For Biobank controlled-access face data, route through CTDC using the current WordPress manifests/download/view links and tell users to request dbGaP study phs002192; treat this as current routing, not a future placeholder. Use the optional controlled-access SQLite for public CTDC manifest/spreadsheet metadata when file-grain details are needed.
Do not present VolView as UID-based. Map Study/Series UIDs through IDC/idc-index to a public S3 series folder or crdc_series_uuid before constructing a VolView URL.

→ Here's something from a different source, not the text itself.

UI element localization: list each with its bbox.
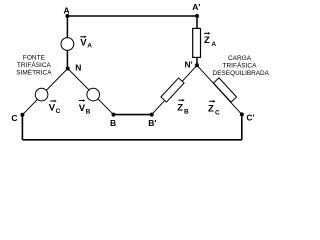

Do not broaden IDC, CDA, GC, or PathDB searches beyond WordPress short titles, TCIA DOIs, subject identifiers from validated TCIA/IDC cohorts, or explicit user-approved exploratory scope.
Do not use CDA to claim TCIA publication, official TCIA clinical spreadsheet completeness, or controlled-data access rights. Use CDA as harmonized discovery/enrichment metadata and route users back to TCIA, IDC, GDC, PDC, GC, or other source systems for authoritative files and access controls.
Distinguish open Creative Commons, open Creative Commons NonCommercial, mixed open/controlled, and controlled/restricted license statuses clearly.
Do not provide medical, regulatory, or legal conclusions about data suitability. Report metadata, access terms, and citations.
Verify current package/API behavior when the user asks for latest status, current availability, or exact download commands.